JDM: For me it’s a LOT of sketching, trying things out, sketching, erasing, and sketching some more. A draft is like a pencil sketch of what will eventually become an oil painting. At first, I might get no more than general shapes—the oval of the head, the curve of the arm. A horizon, a tree trunk. Monica and Scott have a conversation: what do they talk about? I have no idea; I just know it either brings them closer or drives them further apart. But something happens.
There’s another thing in music: your bass line. You listen to the saxophone or piano riffing all the hell over the place, and it’s amazing and entertaining and transcendent—but the bass line is what’s ushering you into the next chord change.
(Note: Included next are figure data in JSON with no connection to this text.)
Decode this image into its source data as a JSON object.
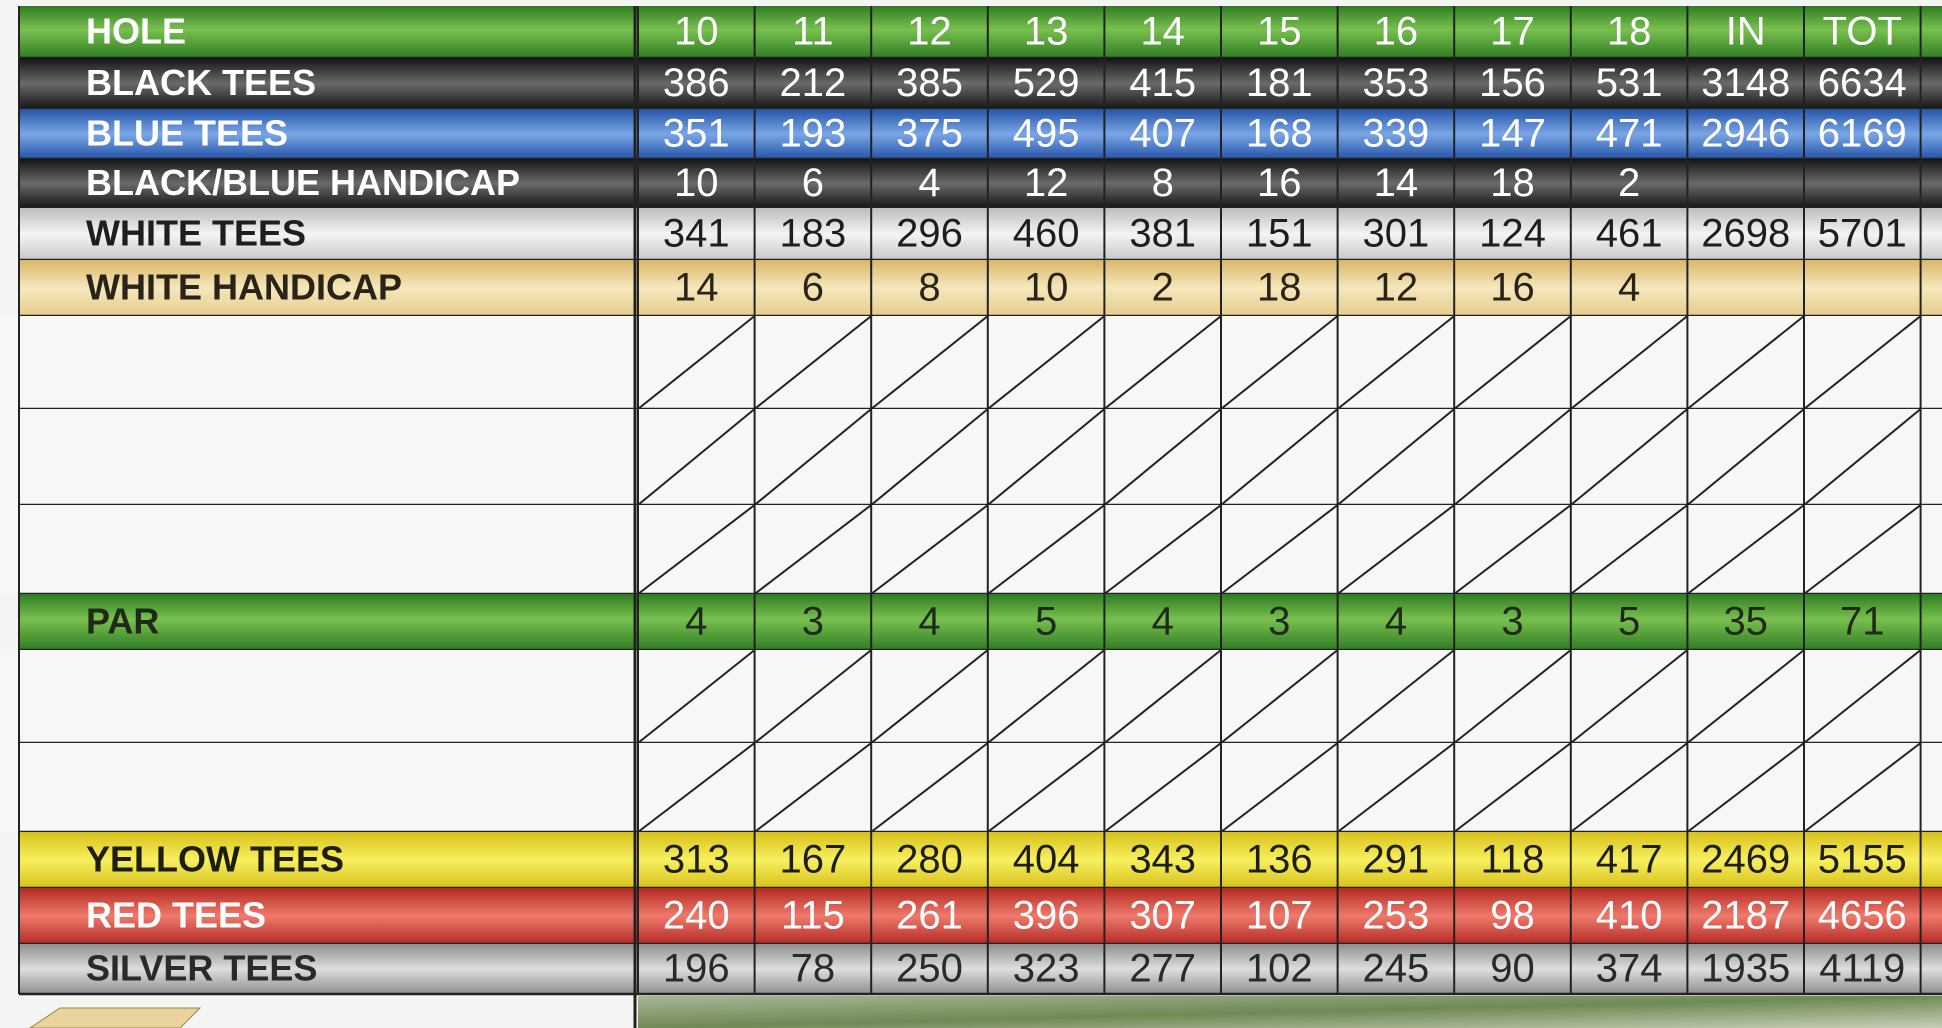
{
  "table": {
    "rows": [
      {
        "label": "HOLE",
        "cells": [
          "10",
          "11",
          "12",
          "13",
          "14",
          "15",
          "16",
          "17",
          "18",
          "IN",
          "TOT"
        ]
      },
      {
        "label": "BLACK TEES",
        "cells": [
          "386",
          "212",
          "385",
          "529",
          "415",
          "181",
          "353",
          "156",
          "531",
          "3148",
          "6634"
        ]
      },
      {
        "label": "BLUE TEES",
        "cells": [
          "351",
          "193",
          "375",
          "495",
          "407",
          "168",
          "339",
          "147",
          "471",
          "2946",
          "6169"
        ]
      },
      {
        "label": "BLACK/BLUE HANDICAP",
        "cells": [
          "10",
          "6",
          "4",
          "12",
          "8",
          "16",
          "14",
          "18",
          "2"
        ]
      },
      {
        "label": "WHITE TEES",
        "cells": [
          "341",
          "183",
          "296",
          "460",
          "381",
          "151",
          "301",
          "124",
          "461",
          "2698",
          "5701"
        ]
      },
      {
        "label": "WHITE HANDICAP",
        "cells": [
          "14",
          "6",
          "8",
          "10",
          "2",
          "18",
          "12",
          "16",
          "4"
        ]
      },
      {
        "label": "PAR",
        "cells": [
          "4",
          "3",
          "4",
          "5",
          "4",
          "3",
          "4",
          "3",
          "5",
          "35",
          "71"
        ]
      },
      {
        "label": "YELLOW TEES",
        "cells": [
          "313",
          "167",
          "280",
          "404",
          "343",
          "136",
          "291",
          "118",
          "417",
          "2469",
          "5155"
        ]
      },
      {
        "label": "RED TEES",
        "cells": [
          "240",
          "115",
          "261",
          "396",
          "307",
          "107",
          "253",
          "98",
          "410",
          "2187",
          "4656"
        ]
      },
      {
        "label": "SILVER TEES",
        "cells": [
          "196",
          "78",
          "250",
          "323",
          "277",
          "102",
          "245",
          "90",
          "374",
          "1935",
          "4119"
        ]
      }
    ]
  }
}
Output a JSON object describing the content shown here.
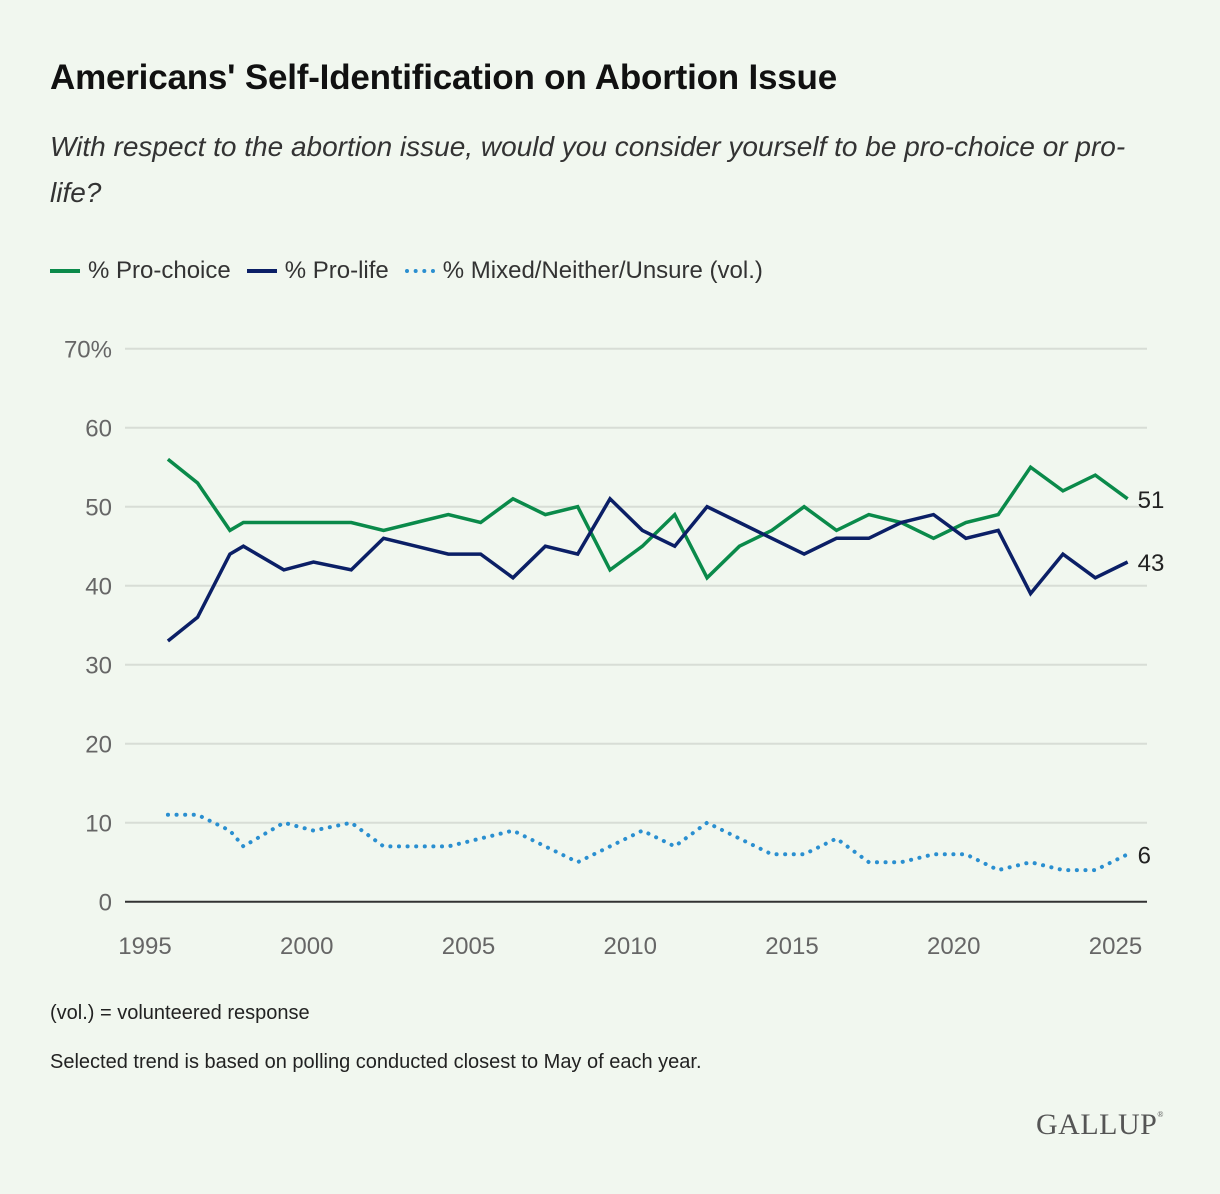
{
  "title": "Americans' Self-Identification on Abortion Issue",
  "subtitle": "With respect to the abortion issue, would you consider yourself to be pro-choice or pro-life?",
  "notes": [
    "(vol.) = volunteered response",
    "Selected trend is based on polling conducted closest to May of each year."
  ],
  "logo": "GALLUP",
  "chart_data": {
    "type": "line",
    "title": "Americans' Self-Identification on Abortion Issue",
    "xlabel": "",
    "ylabel": "",
    "xlim": [
      1995,
      2025.9
    ],
    "ylim": [
      0,
      70
    ],
    "x_ticks": [
      "1995",
      "2000",
      "2005",
      "2010",
      "2015",
      "2020",
      "2025"
    ],
    "y_ticks": [
      "0",
      "10",
      "20",
      "30",
      "40",
      "50",
      "60",
      "70%"
    ],
    "grid": true,
    "legend_position": "top-left",
    "x": [
      "1995-09",
      "1996-08",
      "1997-08",
      "1998-01",
      "1999-04",
      "2000-03",
      "2001-05",
      "2002-05",
      "2003-05",
      "2004-05",
      "2005-05",
      "2006-05",
      "2007-05",
      "2008-05",
      "2009-05",
      "2010-05",
      "2011-05",
      "2012-05",
      "2013-05",
      "2014-05",
      "2015-05",
      "2016-05",
      "2017-05",
      "2018-05",
      "2019-05",
      "2020-05",
      "2021-05",
      "2022-05",
      "2023-05",
      "2024-05",
      "2025-05"
    ],
    "series": [
      {
        "name": "% Pro-choice",
        "color": "#0a8a4a",
        "style": "solid",
        "end_label": "51",
        "values": [
          56,
          53,
          47,
          48,
          48,
          48,
          48,
          47,
          48,
          49,
          48,
          51,
          49,
          50,
          42,
          45,
          49,
          41,
          45,
          47,
          50,
          47,
          49,
          48,
          46,
          48,
          49,
          55,
          52,
          54,
          51
        ]
      },
      {
        "name": "% Pro-life",
        "color": "#0b1f66",
        "style": "solid",
        "end_label": "43",
        "values": [
          33,
          36,
          44,
          45,
          42,
          43,
          42,
          46,
          45,
          44,
          44,
          41,
          45,
          44,
          51,
          47,
          45,
          50,
          48,
          46,
          44,
          46,
          46,
          48,
          49,
          46,
          47,
          39,
          44,
          41,
          43
        ]
      },
      {
        "name": "% Mixed/Neither/Unsure (vol.)",
        "color": "#2a8fd0",
        "style": "dotted",
        "end_label": "6",
        "values": [
          11,
          11,
          9,
          7,
          10,
          9,
          10,
          7,
          7,
          7,
          8,
          9,
          7,
          5,
          7,
          9,
          7,
          10,
          8,
          6,
          6,
          8,
          5,
          5,
          6,
          6,
          4,
          5,
          4,
          4,
          6
        ]
      }
    ]
  }
}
So a scene may have all sorts of material going on in the foreground, dialogue, and atmosphere and color and information and conflict and attitude—but the whole time, it’s going somewhere, that sudden revelation or new question, fresh crisis or dawning realization, that progression of bass notes that grabs you at the end of the chapter and says, “Yeah, but THIS is where we’re going next!”
Sometimes I’ll write a scene and it’s all surface stuff; I don’t even know what the chord change is, so I don’t actually know the point of the scene. But in the sketching process, I’ll eventually hear the chord change and find the bass note. (Either that or delete the scene!)